Нет, он не похож на тех хорошо известных ему людей, которые заключают сделки со своей совестью. Его неизменный девиз: «Кто тронет деготь, тот выпачкается». Его руки чисты. Тем не менее он долго смотрел на телефон, прежде чем заставил себя снять трубку. И номер набирал медленно: его одолевали сомнения. Ответил ему Берр, один из клерков, но трубка моментально оказалась в руках Спротта.
– Алло! Алло! Это вы, сэр Мэтью?
И тут же Дейл услышал щелчок в аппарате, означавший, что Спротт передвинул рычаг, тем самым исключая возможность подслушивания. Затем послышался его голос, на этот раз отнюдь не вкрадчивый и любезный, а задыхающийся и злобный:
– Как понять эту вашу новую глупость?
– Глупость, сэр Мэтью? – переспросил Дейл.

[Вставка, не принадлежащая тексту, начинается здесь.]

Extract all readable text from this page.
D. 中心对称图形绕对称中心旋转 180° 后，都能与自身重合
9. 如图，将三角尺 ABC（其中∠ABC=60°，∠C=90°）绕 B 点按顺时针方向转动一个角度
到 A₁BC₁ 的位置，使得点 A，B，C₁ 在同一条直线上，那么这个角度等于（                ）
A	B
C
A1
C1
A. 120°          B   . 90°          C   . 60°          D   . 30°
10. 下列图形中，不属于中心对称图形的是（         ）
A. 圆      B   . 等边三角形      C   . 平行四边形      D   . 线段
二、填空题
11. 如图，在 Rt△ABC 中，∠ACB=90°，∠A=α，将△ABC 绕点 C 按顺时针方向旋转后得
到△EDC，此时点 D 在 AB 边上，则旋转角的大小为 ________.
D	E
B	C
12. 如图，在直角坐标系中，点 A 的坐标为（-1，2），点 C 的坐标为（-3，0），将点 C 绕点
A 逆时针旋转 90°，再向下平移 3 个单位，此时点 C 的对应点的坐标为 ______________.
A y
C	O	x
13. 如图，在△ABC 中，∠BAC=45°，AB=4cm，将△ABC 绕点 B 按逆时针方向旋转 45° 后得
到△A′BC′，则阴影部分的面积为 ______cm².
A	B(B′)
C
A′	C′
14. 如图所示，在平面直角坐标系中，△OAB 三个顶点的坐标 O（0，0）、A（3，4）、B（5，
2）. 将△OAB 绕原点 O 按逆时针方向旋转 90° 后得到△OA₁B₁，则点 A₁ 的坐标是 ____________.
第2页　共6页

– Вы отлично знаете, что я имею в виду. Сегодняшнюю историю на площади. Вы, кажется, получили специальные инструкции касательно этого субъекта.
– Ваши инструкции были выполнены.
– В таком случае как это могло случиться?.. Этот уличный спектакль… То самое, чего я всеми силами старался избежать. Вы обязаны были хотя бы раз в жизни проявить некоторую предусмотрительность.
Начальник полиции старался сохранять спокойствие. Он не мог позволить себе рассердиться и ответил:
– Не так-то это просто, сэр Мэтью. Кто мог знать, что выкинет этот идиот? Мы с него глаз не спускали. Я поставил следить за ним лучшего из моих парней. Мы не могли взять его, поскольку вам были неугодны крутые меры. Но так или иначе, а сейчас ему крышка. Заработает не меньше шести месяцев.
– Не сходите с ума! – Наступило неловкое молчание, и сэр Мэтью первый его нарушил, заговорив уже куда мягче и учтивее: – Видите ли, Дейл, вы были близки к истине, употребив слово «идиот». Мне кажется, теперь уже не может быть сомнений, что этот юнец страдает навязчивой идеей.
Начальник полиции, чтобы не потерять самообладания, чертил узоры на промокательной бумаге, но внезапно прекратил это занятие и уставился на голую стену перед собой.
– Если это так, – голос Спротта был по-прежнему мягок и вкрадчив, – то его, конечно, надо не судить и наказывать, а лечить в одном из заведений, занимающихся терапией душевных болезней.
– Вы имеете в виду психиатрическую больницу? – перебил его Дейл.